Clark was asked if would appoint or reject a prospective judicial nominee who passed all of Clark’s criteria but happened to be known as pro-life.

“I don’t know,” he said. “It would depend. I don’t have litmus tests. I want a guy who will do judicial precedent.”

But following the interview, Clark telephoned a reporter to clarify.

“I’m not going to be appointing judges who are pro-life,” he said.

Asked again how he will know a nominee’s position on abortion without applying a litmus test, Clark said:

“You just work through what the judge has done and if you find guys who follow judicial and established precedent, you’re not going to find a judge who is pro-life.”

During the interview, Clark said, “It’s a hypothetical that is very unlikely to happen because” a judge who follows precedent “is not going to be the kind of person who is going to use his ideology. He’s not going to have an ideology to advance at the expense of the law.”
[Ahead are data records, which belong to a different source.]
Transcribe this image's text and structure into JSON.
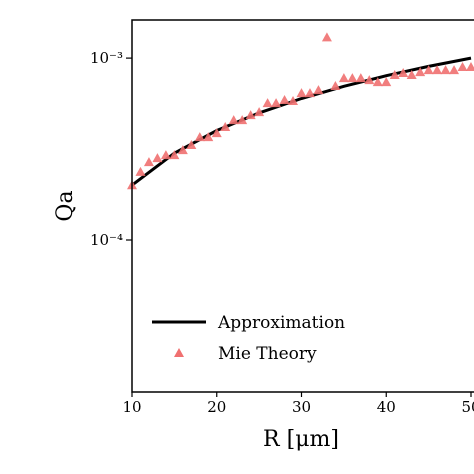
{
  "chart_data": {
    "type": "line",
    "xlabel": "R [μm]",
    "ylabel": "Qa",
    "xlim": [
      10,
      50
    ],
    "xticks": [
      10,
      20,
      30,
      40,
      50
    ],
    "ylim": [
      1.46e-05,
      0.00162
    ],
    "yscale": "log",
    "yticks": [
      {
        "value": 0.0001,
        "label": "10⁻⁴"
      },
      {
        "value": 0.001,
        "label": "10⁻³"
      }
    ],
    "legend": "lower left",
    "series": [
      {
        "name": "Approximation",
        "type": "line",
        "color": "#000000",
        "x": [
          10,
          15,
          20,
          25,
          30,
          35,
          40,
          45,
          50
        ],
        "values": [
          0.0002,
          0.0003,
          0.0004,
          0.0005,
          0.0006,
          0.0007,
          0.0008,
          0.0009,
          0.001
        ]
      },
      {
        "name": "Mie Theory",
        "type": "scatter",
        "color": "#f07070",
        "x": [
          10,
          11,
          12,
          13,
          14,
          15,
          16,
          17,
          18,
          19,
          20,
          21,
          22,
          23,
          24,
          25,
          26,
          27,
          28,
          29,
          30,
          31,
          32,
          33,
          34,
          35,
          36,
          37,
          38,
          39,
          40,
          41,
          42,
          43,
          44,
          45,
          46,
          47,
          48,
          49,
          50
        ],
        "values": [
          0.0002,
          0.000237,
          0.000268,
          0.000282,
          0.000293,
          0.000293,
          0.000312,
          0.000333,
          0.000368,
          0.000368,
          0.000387,
          0.000418,
          0.000456,
          0.000456,
          0.000486,
          0.000505,
          0.000566,
          0.000566,
          0.000588,
          0.000581,
          0.000642,
          0.000642,
          0.000667,
          0.0013,
          0.000702,
          0.000776,
          0.000776,
          0.000776,
          0.000757,
          0.000738,
          0.000738,
          0.000807,
          0.000828,
          0.000807,
          0.000838,
          0.000859,
          0.000859,
          0.000859,
          0.000859,
          0.000893,
          0.000893
        ]
      }
    ]
  }
}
Regarding his own views on abortion, Clark said, “I’m not going to get into a discussion of when life begins. I’m in favor of choice, period. Pure and simple.

“I don’t think you should get the law involved in abortion,” he said. “It’s between a woman, her doctor, her faith and her family and her conscience. You don’t put the law in there.”

Clark attributed his recent rise in the polls to an ability to “identify with people,” especially those who are facing financial difficulties. He said that when he was a child, his family was not destitute, but it was poor. He said he had to work his way to a successful career without the benefit of powerful political connections or wealth.

Democratic front-runner Howard Dean’s campaign has been distributing fliers at Clark events calling Clark a Republican.

It refers in part to a May 2001 speech to a group of Arkansas Republicans, in which Clark said he was “glad we’ve got the great team in office, men like Colin Powell, Don Rumsfeld, Dick Cheney, Condoleezza Rice, Paul O’Neill — people I know very well — our President George W. Bush.”

Yesterday, Clark said he “never thought (Bush) was worthy of praise. I praised the leadership team that was there. I praised the people I knew at the time — Colin Powell, Don Rumsfeld — and I just threw in Bush’s name at the end. I didn’t say anything nice about George Bush. I just mentioned George Bush.”

Clark said the military had Osama bin Laden “cornered,” but gave up because “sometime within a couple of weeks of the war (in Afghanistan), the administration decided to go after Saddam Hussein.”

He said, “Iraq looked like ‘easy pickins’ and going in there looked like strong, decisive action. There were a lot of arguments for it but none of them in itself would have been persuasive. But in the aftermath of 9/11, they cobbled together enough reasons.”